A caixa não só reúne toda a produção do autor, mas também apresenta a versão revisada conforme suas próprias anotações. Isso porque a família do escritor, que apoiou o projeto, cedeu textos inéditos e forneceu anotações e correções feitas pelo próprio Rubem em seus exemplares pessoais.
A caixa de luxo, portanto, contempla todos os 17 livros de contos já publicados, incluindo clássicos como Feliz Ano Novo, O Cobrador e Lúcia McCartney, além dos contos inéditos, “Natal” e “Arinda”, do jovem Fonseca, escritos 15 anos antes de seu primeiro lançamento oficial. Eles foram encontrados pela filha de Rubem, Bia Corrêa do Lago, somente após sua morte.
Porrada
Apesar da sofisticação dos romances fonsequianos, cujos principais títulos se situam nos anos 1980, os contos desse mineiro de Juiz de Fora - que passou a vida no Rio de Janeiro - são a marca da sua obra. Rubem chegou a ser considerado o melhor contista brasileiros por vários críticos e autores.

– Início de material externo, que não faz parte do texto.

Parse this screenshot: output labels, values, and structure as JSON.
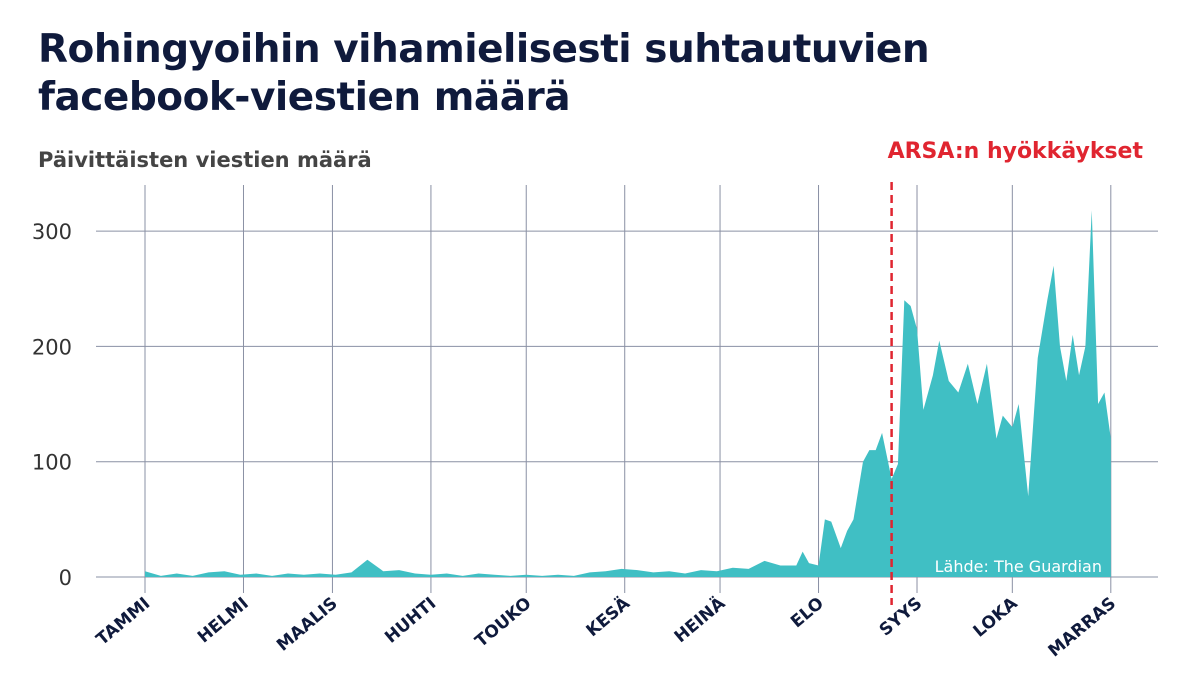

Os contos também são mais impactantes, devido à concisão, o ritmo acelerado das histórias e, em alguns casos, à crueldade que desnorteia o leitor. O que pode ser percebido imediatamente, caso o espectador se atenha à lê-los na ordem cronológica. O talento e o estilo único de Rubem estão presentes desde o começo. Em 1963, no seu primeiro livro, Os prisioneiros, ele já se mostrava sem cerimônias nem meias palavras para chamar atenção e impactar o espectador . Os que se atreverem a ler “Fevereiro ou Março”, serão presenteados com um texto informal e inusitado, mas extremamente bem elaborado, marca de toda sua obra.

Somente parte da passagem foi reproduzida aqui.